The human trafficking bill signed into law by Gov. Paul LePage two weeks ago changes the ground rules for those charged with prostitution, and particularly those who would have been charged with promoting it. Now, women or men who can demonstrate that they were compelled to engage in prostitution as the result of being threatened or coerced by a third party can use sex trafficking as an affirmative defense to the charge of prostitution. This prevents victims of trafficking from being branded with a criminal conviction.
The law also increases the penalties for those convicted of Class D human trafficking, and imposes fines of $1,000 to $2,000. Additionally there is a mandatory assessment ranging from $500 to $1,000, a portion of which can be drawn by human trafficking victims as compensation.
State and county prosecutors say the new fines should discourage drug dealers from integrating sex trafficking into their patchwork of illegal activities. But Auburn criminal defense lawyer Leonard Sharon favors a different approach.
"There comes a point when we have to stop using the punitive aspect of the criminal justice system to treat addiction," Sharon says.
Sharon and the Maine Association of Criminal Defense Lawyers oppose the mandatory minimum fines.

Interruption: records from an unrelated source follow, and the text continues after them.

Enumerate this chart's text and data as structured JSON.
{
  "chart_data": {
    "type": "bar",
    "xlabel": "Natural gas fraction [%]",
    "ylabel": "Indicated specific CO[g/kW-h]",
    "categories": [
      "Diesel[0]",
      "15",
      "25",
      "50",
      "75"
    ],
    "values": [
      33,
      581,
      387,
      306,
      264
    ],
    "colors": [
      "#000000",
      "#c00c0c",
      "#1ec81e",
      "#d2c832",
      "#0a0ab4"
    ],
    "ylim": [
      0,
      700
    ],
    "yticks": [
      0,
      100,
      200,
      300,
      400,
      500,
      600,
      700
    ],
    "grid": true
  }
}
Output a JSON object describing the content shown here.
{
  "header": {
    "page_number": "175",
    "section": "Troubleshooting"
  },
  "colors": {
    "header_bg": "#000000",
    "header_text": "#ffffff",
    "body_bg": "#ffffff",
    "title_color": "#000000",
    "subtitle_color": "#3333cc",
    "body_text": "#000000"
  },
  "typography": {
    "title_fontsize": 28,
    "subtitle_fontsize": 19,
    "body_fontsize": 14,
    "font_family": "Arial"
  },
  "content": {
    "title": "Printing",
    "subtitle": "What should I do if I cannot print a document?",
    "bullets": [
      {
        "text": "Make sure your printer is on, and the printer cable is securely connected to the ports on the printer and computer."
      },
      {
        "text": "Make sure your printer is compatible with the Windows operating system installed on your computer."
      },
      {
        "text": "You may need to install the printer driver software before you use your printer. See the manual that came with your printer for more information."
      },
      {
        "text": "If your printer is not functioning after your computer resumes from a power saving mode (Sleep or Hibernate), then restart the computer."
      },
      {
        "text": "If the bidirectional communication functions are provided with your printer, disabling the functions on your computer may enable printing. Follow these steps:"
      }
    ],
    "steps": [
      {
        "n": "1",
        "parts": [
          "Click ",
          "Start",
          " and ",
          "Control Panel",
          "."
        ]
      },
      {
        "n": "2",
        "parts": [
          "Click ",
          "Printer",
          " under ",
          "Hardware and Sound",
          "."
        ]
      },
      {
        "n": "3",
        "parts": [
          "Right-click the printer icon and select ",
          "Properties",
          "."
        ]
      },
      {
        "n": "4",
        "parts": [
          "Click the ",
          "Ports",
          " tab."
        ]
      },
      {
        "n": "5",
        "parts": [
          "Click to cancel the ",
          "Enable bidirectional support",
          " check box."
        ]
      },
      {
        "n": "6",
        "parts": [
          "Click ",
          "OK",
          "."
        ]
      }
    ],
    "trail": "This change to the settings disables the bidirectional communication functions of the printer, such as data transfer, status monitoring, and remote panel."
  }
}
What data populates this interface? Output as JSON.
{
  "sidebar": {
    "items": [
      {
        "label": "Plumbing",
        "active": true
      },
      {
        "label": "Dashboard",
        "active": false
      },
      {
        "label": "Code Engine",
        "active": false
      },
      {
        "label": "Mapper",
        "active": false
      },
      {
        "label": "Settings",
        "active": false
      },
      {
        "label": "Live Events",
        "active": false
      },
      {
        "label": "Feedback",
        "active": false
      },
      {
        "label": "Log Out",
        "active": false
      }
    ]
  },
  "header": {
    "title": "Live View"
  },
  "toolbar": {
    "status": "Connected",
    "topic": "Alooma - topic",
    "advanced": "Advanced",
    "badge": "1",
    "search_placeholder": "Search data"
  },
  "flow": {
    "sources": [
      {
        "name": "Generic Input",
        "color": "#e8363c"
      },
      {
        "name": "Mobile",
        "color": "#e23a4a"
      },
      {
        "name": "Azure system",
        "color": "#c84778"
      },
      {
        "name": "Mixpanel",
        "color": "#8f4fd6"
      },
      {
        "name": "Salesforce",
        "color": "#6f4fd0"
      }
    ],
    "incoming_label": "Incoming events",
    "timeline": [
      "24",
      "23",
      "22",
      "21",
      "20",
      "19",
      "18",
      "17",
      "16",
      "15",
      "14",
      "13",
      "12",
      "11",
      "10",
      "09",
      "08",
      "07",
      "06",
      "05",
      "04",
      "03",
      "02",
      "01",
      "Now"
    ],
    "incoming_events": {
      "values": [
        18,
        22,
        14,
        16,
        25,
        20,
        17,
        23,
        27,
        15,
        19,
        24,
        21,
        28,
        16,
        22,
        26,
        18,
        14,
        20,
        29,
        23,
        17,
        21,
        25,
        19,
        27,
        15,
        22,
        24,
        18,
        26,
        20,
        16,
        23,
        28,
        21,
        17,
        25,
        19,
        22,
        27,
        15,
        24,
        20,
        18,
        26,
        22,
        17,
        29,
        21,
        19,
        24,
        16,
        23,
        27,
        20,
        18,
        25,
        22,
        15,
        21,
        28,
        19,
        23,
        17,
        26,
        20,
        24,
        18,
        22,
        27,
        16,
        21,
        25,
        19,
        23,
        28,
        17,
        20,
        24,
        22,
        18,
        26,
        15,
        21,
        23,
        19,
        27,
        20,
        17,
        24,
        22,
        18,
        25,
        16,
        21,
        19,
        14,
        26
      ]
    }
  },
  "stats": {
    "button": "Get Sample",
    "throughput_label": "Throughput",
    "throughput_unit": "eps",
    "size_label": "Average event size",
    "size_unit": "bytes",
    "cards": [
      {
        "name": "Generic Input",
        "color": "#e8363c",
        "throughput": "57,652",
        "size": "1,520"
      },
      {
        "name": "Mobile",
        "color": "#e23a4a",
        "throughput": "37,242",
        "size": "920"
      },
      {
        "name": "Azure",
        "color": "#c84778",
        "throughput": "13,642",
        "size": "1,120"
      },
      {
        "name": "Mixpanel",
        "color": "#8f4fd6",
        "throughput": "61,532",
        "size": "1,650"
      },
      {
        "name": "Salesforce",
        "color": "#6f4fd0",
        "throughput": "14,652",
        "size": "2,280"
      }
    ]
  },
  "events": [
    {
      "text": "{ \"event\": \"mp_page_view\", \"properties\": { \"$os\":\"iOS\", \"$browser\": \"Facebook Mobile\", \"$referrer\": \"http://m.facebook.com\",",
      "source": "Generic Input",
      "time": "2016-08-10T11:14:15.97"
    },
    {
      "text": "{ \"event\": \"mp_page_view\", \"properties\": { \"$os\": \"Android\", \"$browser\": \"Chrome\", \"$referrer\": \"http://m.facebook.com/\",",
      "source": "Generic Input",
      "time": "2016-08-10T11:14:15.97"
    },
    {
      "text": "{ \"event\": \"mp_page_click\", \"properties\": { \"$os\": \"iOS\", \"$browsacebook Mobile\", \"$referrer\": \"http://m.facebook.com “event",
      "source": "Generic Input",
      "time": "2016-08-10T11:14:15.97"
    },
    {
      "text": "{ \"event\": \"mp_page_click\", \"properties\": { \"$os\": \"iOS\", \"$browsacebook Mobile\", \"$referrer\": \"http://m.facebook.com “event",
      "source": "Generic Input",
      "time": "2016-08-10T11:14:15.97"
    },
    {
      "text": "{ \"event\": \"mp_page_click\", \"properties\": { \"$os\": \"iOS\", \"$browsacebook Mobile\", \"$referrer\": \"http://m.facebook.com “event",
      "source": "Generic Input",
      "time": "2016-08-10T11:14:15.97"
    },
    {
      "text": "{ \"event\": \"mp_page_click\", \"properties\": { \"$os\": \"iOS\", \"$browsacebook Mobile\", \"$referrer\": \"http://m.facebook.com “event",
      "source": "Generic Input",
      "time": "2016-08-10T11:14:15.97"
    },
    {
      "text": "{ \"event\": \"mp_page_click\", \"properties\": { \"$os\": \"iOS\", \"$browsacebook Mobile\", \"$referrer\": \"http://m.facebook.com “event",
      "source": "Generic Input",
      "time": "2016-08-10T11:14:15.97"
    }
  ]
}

The lawyers association argued during a public hearing that the state would spend more money trying to recover the assessments from indigent clients than it would ever collect.
Sharon says the 40-year-old war on drugs has been an abject failure largely because of lawmakers trying to solve undesirable drug-related behaviors with tougher criminal penalties when the money would be better spent on drug rehabilitation efforts. In addition, Sharon says the law's new inclusion of duress or compulsion as an affirmative defense specifically for the act of prostitution seems misdirected.
"That could be available to anyone, to any victim who wants to shift the blame over," Sharon says. "The Legislature has always said duress is an extraordinary defense and we can't treat it lightly - you have to be in fear of death or serious bodily harm. And now what they've done is they've spelled out 15 or 20 different instances when duress - which would not normally be available - is available." But only in cases of sex trafficking, not when other types of crimes are committed.
Maine Attorney General Janet Mills says the nature of the circumstances that lead to a man or woman becoming victimized by a sex trafficker demands a broader definition for compulsion under the law.
"It changes the duress defense that is available to anybody charged with a crime, and broadens it to the kinds of compulsion now included in the crime of aggravated sex trafficking, which makes some sense," Mills says. 'There's a different kind of compulsion involved in prostitution and sex trafficking than in other kinds of crimes."
A proposed component of the original sex trafficking bill that would have defined a process for a sex trafficking victim to receive a governor's pardon for a prostitution conviction was scrapped, Mills said, due to constitutional concerns over the separation of powers.